SI-7 LCG Management Board Report of Issues (DB)
———————————————–
Nothing to report.

SI-8 External Contexts (PG)
———————————
Nothing to report.

REVIEW OF ACTIONS
=================
605.1: DK will investigate costs and timescales of upgrading the OPN Link to 30 and report back to PMB. Ongoing.
606.3: AS will propose a convenient date for Tier1 review and circulate to PMB for consideration. Ongoing.
607.2: PG will produce a spreadsheet containing explicit detail on Capital and Resource for Tier1 and as well as Tier1 and Tier2 pledges to include LHC requirements. Ongoing.
607.4: ALL to contribute to the OSC Project Status Report. (Almost complete) Ongoing.
607.8: JC to contribute Deployment Status for OSC Report. Ongoing.
610.1: AS/GS Produce suggestions for one or more metrics that will summarise the Tier1 network availability/performance.

610.2: All – review Pete’s comments in the metrics spreadsheet and act accordingly.
610.3: AS Attempt to get tape media re-classified from resource to capital.
610.4: AS/DB Contact Tony Medland to get new budget allocation (regarding extra capital) in writing so we can start procurement.
610.5: AS Provide numbers/details for H2020 bids. DB will contextualize them.
610.6: GS Produce report on how Tier1 missed that a very low number of CMS jobs were running and therefore fell significantly
behind running the CMS re-reco jobs.

ACTIONS AS OF 31.10.16
======================
605.1: DK will investigate costs and timescales of upgrading the OPN Link to 30 and report back to PMB. Ongoing.
606.3: AS will propose a convenient date for Tier1 review and circulate to PMB for consideration. Ongoing.
607.2: PG will produce a spreadsheet containing explicit detail on Capital and Resource for Tier1 and as well as Tier1 and Tier2 pledges to include LHC requirements. Ongoing.
607.4: ALL to contribute to the OSC Project Status Report. (Almost complete) Ongoing.
607.8: JC to contribute Deployment Status for OSC Report. Ongoing.
610.1: AS/GS Produce suggestions for one or more metrics that will summarise the Tier1 network availability/performance.

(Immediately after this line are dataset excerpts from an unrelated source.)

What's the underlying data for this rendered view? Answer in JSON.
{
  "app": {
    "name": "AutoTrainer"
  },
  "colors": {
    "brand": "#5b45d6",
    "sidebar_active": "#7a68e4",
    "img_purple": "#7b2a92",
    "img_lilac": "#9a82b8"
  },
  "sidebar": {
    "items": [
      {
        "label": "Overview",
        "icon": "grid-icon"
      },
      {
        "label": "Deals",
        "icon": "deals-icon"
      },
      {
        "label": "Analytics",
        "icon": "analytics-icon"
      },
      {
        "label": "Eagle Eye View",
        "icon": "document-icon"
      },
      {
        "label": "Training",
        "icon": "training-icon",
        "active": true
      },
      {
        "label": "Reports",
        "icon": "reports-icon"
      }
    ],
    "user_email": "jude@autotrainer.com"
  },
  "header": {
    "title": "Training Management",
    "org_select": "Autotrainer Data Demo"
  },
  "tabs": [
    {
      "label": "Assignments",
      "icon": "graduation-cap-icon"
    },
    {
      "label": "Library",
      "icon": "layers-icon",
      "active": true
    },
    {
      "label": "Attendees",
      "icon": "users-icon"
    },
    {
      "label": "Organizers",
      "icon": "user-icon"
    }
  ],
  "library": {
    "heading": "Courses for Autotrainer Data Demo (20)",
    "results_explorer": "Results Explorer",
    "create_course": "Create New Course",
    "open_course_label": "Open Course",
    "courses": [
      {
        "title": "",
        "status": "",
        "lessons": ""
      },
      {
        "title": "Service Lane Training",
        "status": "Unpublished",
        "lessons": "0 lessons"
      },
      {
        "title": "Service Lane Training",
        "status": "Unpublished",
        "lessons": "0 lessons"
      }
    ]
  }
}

610.2: All – review Pete’s comments in the metrics spreadsheet and act accordingly.
610.3: AS Attempt to get tape media re-classified from resource to capital.
610.4: AS/DB Contact Tony Medland to get new budget allocation (regarding extra capital) in writing so we can start procurement.
610.5: AS Provide numbers/details for H2020 bids. DB will contextualize them.
610.6: GS Produce report on how Tier1 missed that a very low number of CMS jobs were running and therefore fell significantly
behind running the CMS re-reco jobs.